Register now to learn Fabric in free live sessions led by the best Microsoft experts. From Apr 16 to May 9, in English and Spanish.

Reply
Damian_CT_Nom
Helper I
Helper I

Performance problem with power query code refreshing a dataflow

I don't know if this is the right place to post this, but I have this code:

let
    SourceFiltered = Table.SelectRows(Export_Vehicles_AVX_Linked, each [ParkingLot] <> null and [ParkingLot] <> ""),
    SelectedColumns = Table.SelectColumns(SourceFiltered, {"VIN Code", "Lista_Fechas", "ParkingLot"}),
    BufferedTable = Table.Buffer(SelectedColumns),
    AddPreviousDate = Table.AddColumn(BufferedTable, "Fecha Anterior", each
        let
            CurrentParkingLot = [ParkingLot],
            CurrentVINCode = [VIN Code],
            CurrentDate = [Lista_Fechas],
            FilteredRows = Table.SelectRows(BufferedTable,
            (CurrentRow) => CurrentRow[ParkingLot] = CurrentParkingLot
            and CurrentRow[VIN Code] = CurrentVINCode
            and CurrentRow[Lista_Fechas] < CurrentDate),
            MaxDate = List.Max(FilteredRows[Lista_Fechas])
        in
            if MaxDate <> null then MaxDate else null, type date),
    another_vin = Table.AddColumn(AddPreviousDate, "Otro VIN", each
        let
            CurrentParkingLot = [ParkingLot],
            CurrentVINCode = [VIN Code],
            CurrentDate = [Lista_Fechas],
            FilteredRows = Table.SelectRows(BufferedTable,
            (CurrentRow) => CurrentRow[ParkingLot] = CurrentParkingLot
            and CurrentRow[VIN Code] <> CurrentVINCode
            and CurrentRow[Lista_Fechas] < CurrentDate),
            MaxDate = List.Max(FilteredRows[Lista_Fechas])
        in
            if MaxDate <> null then MaxDate else null, type date),
    consecutive_days = Table.AddColumn(another_vin, "Consecutive_Days", each if [Otro VIN] <> null and [Fecha Anterior] <> null and [Fecha Anterior] > [Otro VIN] then Duration.Days([Lista_Fechas] - [Fecha Anterior]) else 0, Int64.Type),
    removed_columns = Table.RemoveColumns(consecutive_days,{"Fecha Anterior", "Otro VIN"})
in
    removed_columns

 

This code is in a dataflow, I have a table called Export_Vehicles_AVX_Linked with about 1,6M rows.
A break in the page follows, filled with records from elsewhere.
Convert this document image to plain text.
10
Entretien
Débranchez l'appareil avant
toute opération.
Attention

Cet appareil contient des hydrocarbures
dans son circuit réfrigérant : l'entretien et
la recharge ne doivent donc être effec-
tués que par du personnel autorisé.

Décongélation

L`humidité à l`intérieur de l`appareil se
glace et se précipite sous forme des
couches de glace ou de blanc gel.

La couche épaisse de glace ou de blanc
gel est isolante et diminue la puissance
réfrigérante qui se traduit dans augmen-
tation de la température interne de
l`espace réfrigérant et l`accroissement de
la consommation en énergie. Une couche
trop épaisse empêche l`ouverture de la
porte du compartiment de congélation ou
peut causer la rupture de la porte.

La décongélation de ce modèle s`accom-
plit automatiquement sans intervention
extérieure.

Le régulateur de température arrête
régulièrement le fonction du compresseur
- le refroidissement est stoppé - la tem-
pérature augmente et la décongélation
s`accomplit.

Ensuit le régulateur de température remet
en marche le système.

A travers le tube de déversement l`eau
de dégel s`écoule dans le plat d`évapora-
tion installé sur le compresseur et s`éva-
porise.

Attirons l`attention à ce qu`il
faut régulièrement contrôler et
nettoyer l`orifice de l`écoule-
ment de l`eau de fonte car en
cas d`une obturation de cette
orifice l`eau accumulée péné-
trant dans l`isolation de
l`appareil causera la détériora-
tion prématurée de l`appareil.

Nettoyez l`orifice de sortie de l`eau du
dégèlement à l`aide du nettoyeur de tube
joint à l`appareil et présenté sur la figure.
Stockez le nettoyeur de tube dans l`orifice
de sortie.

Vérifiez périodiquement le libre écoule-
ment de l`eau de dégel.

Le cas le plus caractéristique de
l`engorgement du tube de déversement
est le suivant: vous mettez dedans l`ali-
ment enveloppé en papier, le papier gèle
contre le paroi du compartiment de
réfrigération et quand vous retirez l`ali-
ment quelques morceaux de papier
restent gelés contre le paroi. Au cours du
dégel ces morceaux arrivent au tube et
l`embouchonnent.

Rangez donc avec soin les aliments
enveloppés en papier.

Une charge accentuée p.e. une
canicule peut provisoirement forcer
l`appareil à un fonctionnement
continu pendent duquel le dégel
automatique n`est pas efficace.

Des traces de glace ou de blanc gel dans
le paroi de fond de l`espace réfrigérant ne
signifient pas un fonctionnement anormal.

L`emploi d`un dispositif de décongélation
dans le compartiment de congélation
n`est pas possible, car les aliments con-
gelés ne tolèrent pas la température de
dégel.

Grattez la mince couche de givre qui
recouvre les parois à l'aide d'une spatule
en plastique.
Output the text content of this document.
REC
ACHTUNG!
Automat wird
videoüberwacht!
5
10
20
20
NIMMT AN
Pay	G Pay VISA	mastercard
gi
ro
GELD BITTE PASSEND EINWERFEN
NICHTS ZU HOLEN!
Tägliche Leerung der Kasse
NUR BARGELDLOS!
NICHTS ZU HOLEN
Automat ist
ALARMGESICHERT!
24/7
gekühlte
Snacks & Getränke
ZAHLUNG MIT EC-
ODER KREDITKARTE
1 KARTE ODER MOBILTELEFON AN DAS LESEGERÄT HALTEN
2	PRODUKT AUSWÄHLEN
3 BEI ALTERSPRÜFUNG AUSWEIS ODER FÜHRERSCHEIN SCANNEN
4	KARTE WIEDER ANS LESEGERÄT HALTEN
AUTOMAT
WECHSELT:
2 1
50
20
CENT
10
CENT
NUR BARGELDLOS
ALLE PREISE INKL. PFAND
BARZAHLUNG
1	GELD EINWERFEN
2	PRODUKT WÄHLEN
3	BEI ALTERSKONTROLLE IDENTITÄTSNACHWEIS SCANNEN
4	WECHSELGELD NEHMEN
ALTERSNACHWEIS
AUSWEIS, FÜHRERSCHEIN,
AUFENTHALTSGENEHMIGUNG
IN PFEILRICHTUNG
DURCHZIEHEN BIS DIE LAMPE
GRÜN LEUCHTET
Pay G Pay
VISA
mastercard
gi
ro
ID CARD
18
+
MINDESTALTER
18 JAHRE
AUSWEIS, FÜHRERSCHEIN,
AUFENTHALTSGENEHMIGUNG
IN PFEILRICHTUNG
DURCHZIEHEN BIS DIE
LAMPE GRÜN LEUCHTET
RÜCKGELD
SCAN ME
After the filter on the first instruction it goes down to 60k rows. I don't think there are so many rows for this to process for 30+ mins It's been now. It didn't stop yet and I am posting this because yestarday I tried using this code:

 

let
    SourceFiltered = Table.SelectRows(Export_Vehicles_AVX_Linked, each [ParkingLot] <> null and [ParkingLot] <> ""),
    SelectedColumns = Table.SelectColumns(SourceFiltered, {"VIN Code", "Lista_Fechas", "ParkingLot"}),
    previous_date = Table.AddColumn(SelectedColumns, "Fecha Anterior", each List.Max(Table.SelectRows(SelectedColumns, (CurrentRow) => CurrentRow[ParkingLot] = [ParkingLot] and CurrentRow[VIN Code] = [VIN Code] and CurrentRow[Lista_Fechas] < [Lista_Fechas]) [Lista_Fechas]), type date),
    another_vin = Table.AddColumn(previous_date, "Otro VIN", each List.Max(Table.SelectRows(previous_date, (CurrentRow) => CurrentRow[ParkingLot] = [ParkingLot] and CurrentRow[Lista_Fechas] < [Lista_Fechas] and CurrentRow[Lista_Fechas] > [Fecha Anterior] and CurrentRow[VIN Code] <> [VIN Code]) [Lista_Fechas]), type date),
    consecutive_days = Table.AddColumn(another_vin, "Consecutive_Days", each if [Otro VIN] = null and [Fecha Anterior] <> null then Duration.Days([Lista_Fechas] - [Fecha Anterior]) else 0, Int64.Type),
    removed_columns = Table.RemoveColumns(consecutive_days,{"Fecha Anterior", "Otro VIN"})
in
    removed_columns

 

And it got stuck refreshing for 19+ HOURS. So this morning I've cancelled the refresh, as at 8 and it seemed to stop at 10:30, but if I check it's refreshes it says it is still cancelling, so I've lost all the dataflows connected to this one since I can't delete it or update the others.

 

To avoid this happening again I would like to know if the first code I've posted would be efficient in performance because I don't believe it should take so much time to perform the calculations there.



9 REPLIES 9
smpa01
Super User
Super User

@Damian_CT_Nom is it coming from a a database? if yes, write native DB query to fetch the required data. If it is not coming from any db that offers server side queries, create a power bi dataset by simply fetching the tables through PQ and don't use any PQ transformation but Incremental refresh on it. Once you release it on the sever, it becomes a SSAS db and you can do all sever SSAS sever side transofrmation.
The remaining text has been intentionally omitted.